Ernie called guys “Babe,” a moniker that seemed unique to denizens of this city. I thought this habit might be connected to one of Baltimore’s famous ballplayers, Babe Ruth. I tried to interview Ernie for a column in the morning Sun I was writing about “Babeness.” He wouldn’t talk to me about it. Old divisions, I guess.

I got to know Ernie better during fishing trips to Tilghman Island. Riding with a carload of guys headed to the Eastern Shore, Ernie regaled us with tales of his adventures with Bill Burton, the Evening Sun outdoors writer who was once described as “having a lot of bear in him.” According to Ernie, when traveling with Burton you stopped for refreshments at various watering holes along the way. Then on the return trip you accompanied Burton as he reappeared at these establishments, threw some freshly caught fish in their kitchens, hollered “Burton” and departed.
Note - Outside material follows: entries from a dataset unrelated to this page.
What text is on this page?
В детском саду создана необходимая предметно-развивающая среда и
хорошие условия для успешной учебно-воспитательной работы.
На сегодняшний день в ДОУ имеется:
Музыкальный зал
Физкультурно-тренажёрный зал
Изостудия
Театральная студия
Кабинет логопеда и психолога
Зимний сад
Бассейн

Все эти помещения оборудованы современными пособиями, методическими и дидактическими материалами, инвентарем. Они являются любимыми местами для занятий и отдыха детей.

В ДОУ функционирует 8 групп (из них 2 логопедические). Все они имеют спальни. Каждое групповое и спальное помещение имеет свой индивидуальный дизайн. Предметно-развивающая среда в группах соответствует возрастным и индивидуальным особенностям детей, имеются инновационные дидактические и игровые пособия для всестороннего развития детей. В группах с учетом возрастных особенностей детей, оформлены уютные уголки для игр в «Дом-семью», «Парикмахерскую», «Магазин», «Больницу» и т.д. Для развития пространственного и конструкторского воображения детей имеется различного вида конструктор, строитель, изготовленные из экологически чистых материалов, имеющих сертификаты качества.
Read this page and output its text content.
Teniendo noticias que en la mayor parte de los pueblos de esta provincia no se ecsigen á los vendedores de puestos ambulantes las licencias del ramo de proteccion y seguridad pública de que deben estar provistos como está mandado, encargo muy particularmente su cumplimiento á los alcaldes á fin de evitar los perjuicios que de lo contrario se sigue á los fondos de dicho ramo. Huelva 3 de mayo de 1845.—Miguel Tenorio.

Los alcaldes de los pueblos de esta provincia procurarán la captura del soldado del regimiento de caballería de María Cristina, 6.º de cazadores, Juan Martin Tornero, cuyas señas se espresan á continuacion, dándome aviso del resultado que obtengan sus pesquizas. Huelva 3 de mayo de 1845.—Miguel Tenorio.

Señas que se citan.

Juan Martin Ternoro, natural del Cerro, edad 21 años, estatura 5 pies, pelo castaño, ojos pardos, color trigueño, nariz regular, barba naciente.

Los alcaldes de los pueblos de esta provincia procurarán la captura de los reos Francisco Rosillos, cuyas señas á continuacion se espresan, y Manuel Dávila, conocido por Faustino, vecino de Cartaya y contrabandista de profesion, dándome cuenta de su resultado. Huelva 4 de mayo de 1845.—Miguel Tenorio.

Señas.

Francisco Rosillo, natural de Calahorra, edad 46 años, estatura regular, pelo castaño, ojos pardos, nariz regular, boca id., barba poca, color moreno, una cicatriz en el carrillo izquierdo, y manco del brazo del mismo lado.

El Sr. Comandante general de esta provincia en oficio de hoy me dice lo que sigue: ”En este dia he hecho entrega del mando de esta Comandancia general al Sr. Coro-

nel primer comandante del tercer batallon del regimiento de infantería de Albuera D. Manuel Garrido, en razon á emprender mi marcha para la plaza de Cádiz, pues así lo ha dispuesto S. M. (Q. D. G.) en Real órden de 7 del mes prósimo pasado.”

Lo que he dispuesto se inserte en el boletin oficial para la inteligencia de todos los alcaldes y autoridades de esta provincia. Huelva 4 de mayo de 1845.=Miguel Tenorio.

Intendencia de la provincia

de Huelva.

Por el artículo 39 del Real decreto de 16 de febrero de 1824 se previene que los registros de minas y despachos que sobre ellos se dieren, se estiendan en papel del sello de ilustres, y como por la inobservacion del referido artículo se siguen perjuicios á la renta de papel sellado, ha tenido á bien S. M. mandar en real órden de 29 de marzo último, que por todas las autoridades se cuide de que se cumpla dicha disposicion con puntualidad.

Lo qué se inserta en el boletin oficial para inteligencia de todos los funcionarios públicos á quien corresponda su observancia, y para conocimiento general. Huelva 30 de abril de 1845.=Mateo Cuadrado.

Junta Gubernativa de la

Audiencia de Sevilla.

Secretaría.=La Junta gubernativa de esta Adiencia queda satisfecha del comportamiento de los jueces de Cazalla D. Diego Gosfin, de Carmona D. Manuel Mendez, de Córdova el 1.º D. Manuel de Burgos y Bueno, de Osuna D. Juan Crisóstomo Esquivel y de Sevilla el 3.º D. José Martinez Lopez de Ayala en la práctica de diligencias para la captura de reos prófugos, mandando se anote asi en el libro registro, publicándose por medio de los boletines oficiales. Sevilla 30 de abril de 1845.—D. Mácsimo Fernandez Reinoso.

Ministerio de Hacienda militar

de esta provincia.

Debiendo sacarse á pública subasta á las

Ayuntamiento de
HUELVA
Ernie was fair-minded. When the papers merged in the early 1990s, he was given a handful of management duties, including ombudsman. This assignment, responding to complaints from readers about coverage, was pretty much a thankless job but he handled it with grace. He didn’t always agree either with the complainers or the reporters and editors who had handled the stories at issue. But thanks to his years of experience, Ernie knew when journalists took shortcuts, or as he used to say “angled a story” to make it seem better. He also wasn’t shy about criticizing bosses when he thought their moves shortchanged readers.

Ernie was fit and occasionally walked from his Bolton Hill home to the newspaper building at Centre and Calvert. I missed him on those walks but would see him and his extended family at Bolton Swim and Tennis Club. He reveled in telling how when their first grandchild was born his wife, Hilda, got behind the wheel and rocketed up to New England to see the new arrival, setting speed records along the way.

Ernie told me that when he was as an earnest young reporter for the Middletown Press in Connecticut, he learned a valuable lesson from an editor about collegiality. Late in the day, he was pecking at the typewriter when the rest of his colleagues had repaired to the local watering hole. The editor came up to Ernie and told him “Stop typing, start drinking.” He obeyed his boss. Years later at the end of the workday in Baltimore if Ernie got thirsty, he would phone co-conspirators and announce they had a pending appointment with King Gambrinus. This was code for meeting for beers at the old Baltimore Brewing Company on Albemarle Street.